Blue Hope provides cognitive therapy to autistic students to improve their behavior, their communication, their attention span, and improve how they manage their emotions, all of which will ultimately help them to integrate more easily into life in the community. Blue Hope is needed for the community in Nicaragua, as it provides assistance and relief to families of scarce resources when the state cannot.

How has the community helped and embraced your organization?

Every April 2, since 2016, we organize a national walk. The first time, only about 80 people participated, but in 2018, about 5,000 people took to the streets. We walked through the main avenues in Managua to the Ruben Dario Theatre, where an exhibition by autistic artists was held. Our families, friends, and neighbors held posters and wore the color blue to stand with the children of autism.

We are very honored that so many people in Nicaragua have supported us through our national walks, our Zumbatóns, raffles, and other various events. Our community and the people in Nicaragua are extremely valuable to our organization.

Due to the political crisis in Nicaragua, we have not been allowed to organize another national walk. We hope that soon we can take to the streets again and celebrate the National Day of Autism.

How has Blue Hope responded to the lack of help from the Nicaraguan government?

The public health system in Nicaragua is unfit to deal with autism.

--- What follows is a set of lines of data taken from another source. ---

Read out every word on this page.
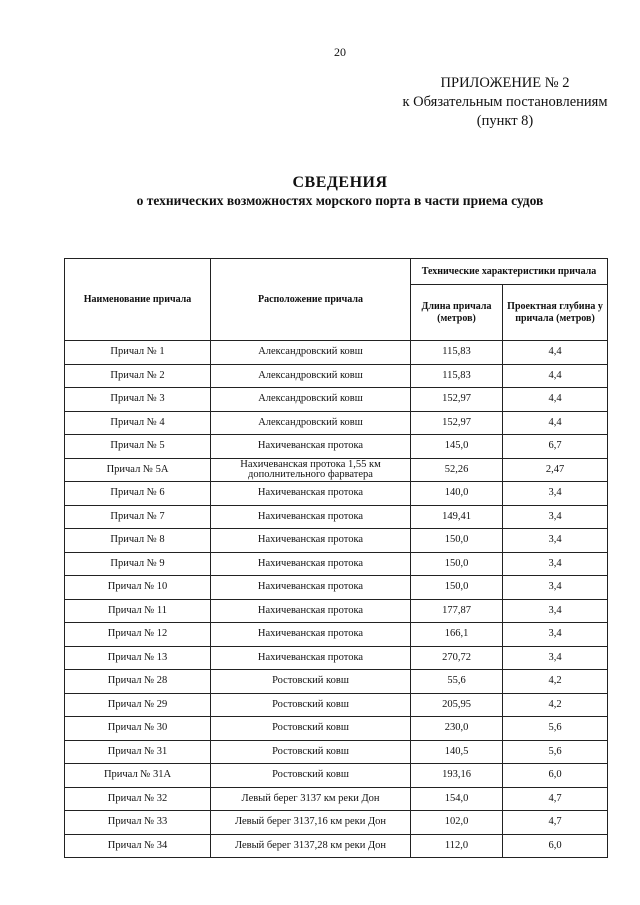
20
ПРИЛОЖЕНИЕ № 2
к Обязательным постановлениям
(пункт 8)
СВЕДЕНИЯ
о технических возможностях морского порта в части приема судов
Наименование причала	Расположение причала	Технические характеристики причала	
		Длина причала (метров)	Проектная глубина у причала (метров)
Причал № 1	Александровский ковш	115,83	4,4
Причал № 2	Александровский ковш	115,83	4,4
Причал № 3	Александровский ковш	152,97	4,4
Причал № 4	Александровский ковш	152,97	4,4
Причал № 5	Нахичеванская протока	145,0	6,7
Причал № 5А	Нахичеванская протока 1,55 км дополнительного фарватера	52,26	2,47
Причал № 6	Нахичеванская протока	140,0	3,4
Причал № 7	Нахичеванская протока	149,41	3,4
Причал № 8	Нахичеванская протока	150,0	3,4
Причал № 9	Нахичеванская протока	150,0	3,4
Причал № 10	Нахичеванская протока	150,0	3,4
Причал № 11	Нахичеванская протока	177,87	3,4
Причал № 12	Нахичеванская протока	166,1	3,4
Причал № 13	Нахичеванская протока	270,72	3,4
Причал № 28	Ростовский ковш	55,6	4,2
Причал № 29	Ростовский ковш	205,95	4,2
Причал № 30	Ростовский ковш	230,0	5,6
Причал № 31	Ростовский ковш	140,5	5,6
Причал № 31А	Ростовский ковш	193,16	6,0
Причал № 32	Левый берег 3137 км реки Дон	154,0	4,7
Причал № 33	Левый берег 3137,16 км реки Дон	102,0	4,7
Причал № 34	Левый берег 3137,28 км реки Дон	112,0	6,0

This condition is very rare in Nicaragua, and due to the complexity of it, our government does not provide funds to children with autism to properly diagnose or treat it.

In 2016 we pushed for the implementation of Law N. 931 in Nicaragua, which declares April 2 to be the National Day of Autism in Nicaragua. Although the law does not include any monetary funds, it allows us to celebrate the day and advocate for the rights of autistic children.

Why is it important to recognize the International Day of Persons with Disabilities?

Recognizing these days means society recognizes the human rights of disabled persons and acknowledges their successes.

I have friends who are blind and are radio broadcasters, friends who are deaf and work in various companies, and friends with Down syndrome who work as bank managers. In the case of autism, there have not been many cases of such success within the community, but they are slowly integrating more fully into society.

One of our students in the center just recently graduated from college, and that to us is a huge milestone that deserves recognition and celebration.

How has YLAI helped your organization grow and develop?

Being a 2018 YLAI Professional Fellow and participating in the Reverse Exchange of YLAI has allowed me to grow as a leader. I have formed great friendships and mentorships and acquired entrepreneurial knowledge that has helped my organization.

Blue Hope has since trained 250 professors from 150 schools to teach and care for autistic children — a great achievement for furthering autism support in Nicaragua.

child holding up sign

How can the YLAI Network and members help people with disabilities?

The YLAI Network can use their virtual platform to shine a light on entrepreneurs who are working to help people with disabilities, and members can help by offering their support.

In 2018 after returning to Nicaragua, Blue Hope, along with other YLAI Fellows, launched a viral campaign called #BlueHopeChallenge. We were contacted by people in Colombia, Peru, Brazil, Mexico, Cuba, the Philippines, and Europe. The campaign had an amazing impact on our network and help spread the message of our mission.

What advice would you give to YLAI Network members?

For those who are beginning their journey with YLAI, I would say, do not wait for change. Be proactive, try to do the most with your time.  

Angel is open and eager to share information and connect with others in order to work for the betterment of the lives of people with disabilities. Thank you, Angel!